Financial Reports: LINK
Alright, a few things to talk about; this will likely be the last post before the New Year, barring any major announcements or things to come out...Or if I finally decide what to say on endorsements and produce an editorial content post regarding that. Either way, we'll see what the future brings in terms of posts prior to 2013.
Let's focus at the most recent financial reports; which deal with the month of November. For the second month is a row, Ryan Meili's campaign was the overall leader in terms of donations, taking in $18,002.53. Trent Wotherspoon came in second with $16,596.00. Cam Broten is in third with $12,659.90. And Erin Weir rounds out the pack with $8,079.00.
This also marks the first month that Ryan's campaign has spent more than it took in; though, he was well stationed from the month prior to do so without fear of running into overspending. As with the month before, however, Cam Broten is still stationed as the candidate with the most cash on hand heading into the New Year.
It's with that in mind that I'd like to examine the fundraising tactics used by the four campaigns.
I'll start with Ryan, since his campaign has been the most 'aggressive' with fundraising (I assure you, aggressive is not used in the negative sense there).
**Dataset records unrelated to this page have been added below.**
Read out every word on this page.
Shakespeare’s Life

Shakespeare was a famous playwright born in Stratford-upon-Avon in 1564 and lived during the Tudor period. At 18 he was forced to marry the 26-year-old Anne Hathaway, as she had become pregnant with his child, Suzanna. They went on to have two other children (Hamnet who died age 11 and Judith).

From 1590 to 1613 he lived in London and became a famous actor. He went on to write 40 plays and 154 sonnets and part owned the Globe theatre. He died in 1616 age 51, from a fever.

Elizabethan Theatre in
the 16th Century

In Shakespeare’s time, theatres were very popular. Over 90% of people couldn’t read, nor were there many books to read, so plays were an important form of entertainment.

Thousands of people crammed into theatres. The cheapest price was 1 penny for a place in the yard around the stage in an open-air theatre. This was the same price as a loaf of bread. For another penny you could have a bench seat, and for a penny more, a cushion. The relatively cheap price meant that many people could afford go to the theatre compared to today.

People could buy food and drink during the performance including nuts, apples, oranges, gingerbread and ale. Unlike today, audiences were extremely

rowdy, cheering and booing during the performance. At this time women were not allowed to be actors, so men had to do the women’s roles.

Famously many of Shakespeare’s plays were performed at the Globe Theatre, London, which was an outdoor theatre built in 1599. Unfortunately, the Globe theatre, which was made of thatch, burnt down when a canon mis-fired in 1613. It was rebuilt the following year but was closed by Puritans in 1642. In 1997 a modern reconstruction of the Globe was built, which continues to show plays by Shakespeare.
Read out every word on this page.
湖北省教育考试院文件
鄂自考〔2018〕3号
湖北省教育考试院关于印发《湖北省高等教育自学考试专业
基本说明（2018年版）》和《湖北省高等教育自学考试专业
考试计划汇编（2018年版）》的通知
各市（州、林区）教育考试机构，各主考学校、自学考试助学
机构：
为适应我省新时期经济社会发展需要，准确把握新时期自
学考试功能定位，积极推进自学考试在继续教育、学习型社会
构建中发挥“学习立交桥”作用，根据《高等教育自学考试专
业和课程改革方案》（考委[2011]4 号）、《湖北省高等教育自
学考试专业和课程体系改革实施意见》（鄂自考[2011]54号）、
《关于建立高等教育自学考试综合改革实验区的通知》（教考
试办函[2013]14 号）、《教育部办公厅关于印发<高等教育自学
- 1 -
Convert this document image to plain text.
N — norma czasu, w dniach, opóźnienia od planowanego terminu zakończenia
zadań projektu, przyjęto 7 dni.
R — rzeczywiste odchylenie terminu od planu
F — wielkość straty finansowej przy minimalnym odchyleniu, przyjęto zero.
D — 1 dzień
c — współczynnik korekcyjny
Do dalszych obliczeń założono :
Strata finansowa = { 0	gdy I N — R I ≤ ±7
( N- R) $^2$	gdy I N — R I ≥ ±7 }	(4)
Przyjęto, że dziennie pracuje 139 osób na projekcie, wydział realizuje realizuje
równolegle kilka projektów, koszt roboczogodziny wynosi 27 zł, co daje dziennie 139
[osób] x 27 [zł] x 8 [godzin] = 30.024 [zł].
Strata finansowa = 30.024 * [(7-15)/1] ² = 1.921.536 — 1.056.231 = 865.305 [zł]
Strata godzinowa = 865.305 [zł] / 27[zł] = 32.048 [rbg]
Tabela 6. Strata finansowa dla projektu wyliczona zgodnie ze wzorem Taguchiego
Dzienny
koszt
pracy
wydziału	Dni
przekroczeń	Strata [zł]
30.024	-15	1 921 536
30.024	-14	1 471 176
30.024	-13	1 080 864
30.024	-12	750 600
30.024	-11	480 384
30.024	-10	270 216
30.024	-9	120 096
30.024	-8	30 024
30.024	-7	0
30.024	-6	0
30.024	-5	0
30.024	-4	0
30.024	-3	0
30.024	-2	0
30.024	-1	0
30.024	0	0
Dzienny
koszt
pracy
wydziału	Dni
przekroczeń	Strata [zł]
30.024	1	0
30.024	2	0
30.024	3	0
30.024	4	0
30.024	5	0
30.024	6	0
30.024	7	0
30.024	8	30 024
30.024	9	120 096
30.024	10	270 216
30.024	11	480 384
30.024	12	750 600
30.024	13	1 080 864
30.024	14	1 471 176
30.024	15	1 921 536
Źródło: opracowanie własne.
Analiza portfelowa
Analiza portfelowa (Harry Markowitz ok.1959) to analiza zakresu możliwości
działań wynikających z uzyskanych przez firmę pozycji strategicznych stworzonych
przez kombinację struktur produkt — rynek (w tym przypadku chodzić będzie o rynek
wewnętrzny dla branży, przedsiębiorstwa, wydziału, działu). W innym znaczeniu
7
I say that because his campaign seems to have been the most engaged in promoting new fundraising approaches and putting out calls for donations and membership. Ryan's campaign saw donors over a certain amount receive a copy of Ryan's book, which I think was a good way of bringing in donations and also getting more information about Ryan out. Effectively, it was a good fundraising idea, and I think it certainly helped Ryan clinch the fundraising lead.
Trent's campaign has also been fairly active with their fundraising approach, most recently launching a 'themed' fundraising appeal. Trent's campaign has been calling for supporters to be ready for 2013 by pledging $20.13 to Trent's campaign. Last I checked, I believe the campaign was about two-thirds to their set target. It was another interesting approach, if only because it set the individual amount at a rather reasonable level that could appeal to numerous people regardless of personal financial situation. I think it was another good fundraising approach, in terms of accessibility and also affordability, and we'll see what kind of dividends it pays out.
Cam's campaign has also taken a very interesting approach to fundraising recently. As noted, Cam is currently the candidate most flushed with cash on hand, and that's put him in an interesting position. Instead of putting out a call for more donations to his campaign, Cam has instead called for supporters to donate money directly to the party. As we've talked about before, Cam's focus has been on getting the NDP's own house in order, and this appeal is only strengthening his claim to being the candidate most concerned with doing so. It's an interesting approach, though it could backfire should Cam's campaign require more financial support in the New Year which results in a direct appeal for fundraising; but given his current financial standing, I think that's likely not going to happen.
Finally, that brings us to Erin Weir. I have to say, and I could be wrong on this one (someone let me know if I am), but I haven't noticed any particularly active fundraising methods from Erin's campaign. I imagine that the campaign is taking the approach of putting forward policies that encourage people to donate, rather than actively soliciting donations; or may be focusing on securing institutional (union, business, etc) donations. I suppose Erin's campaign may also be focused on raising donations through campaign events directly, rather than through a general appeal online. And while a focus on policy to foster donation isn't a bad way to go about it, I think there is some room for growth and expansion here and I imagine we'll (or at least hope to) see a more concentrated and direct fundraising campaign in the New Year.
As for a direct analysis for what the numbers mean...Well, that might be better left to someone more qualified to look at that sort of thing, but I will throw in my own personal two cents. I'm hesitant to say that a two-month fundraising lead means that Ryan's campaign has the most momentum in the leadership race, if only because as noted his campaign has been the most aggressive when it comes to actively fundraising. It's one of those you get what you put into it sort of deals, and when you have a heavy focus on fundraising there's a good chance you're going to get a lot out of it.
Of course, I've discussed before how I don't think you can accurate predict momentum based on fundraising, so I might just be fitting my own bias towards dismissing fundraising as a leadership indicator...That's not to diminish the numbers being brought in by Ryan, or any of the other candidates, but more of a general belief that the cash game doesn't always show who is going to walk away as leader come March.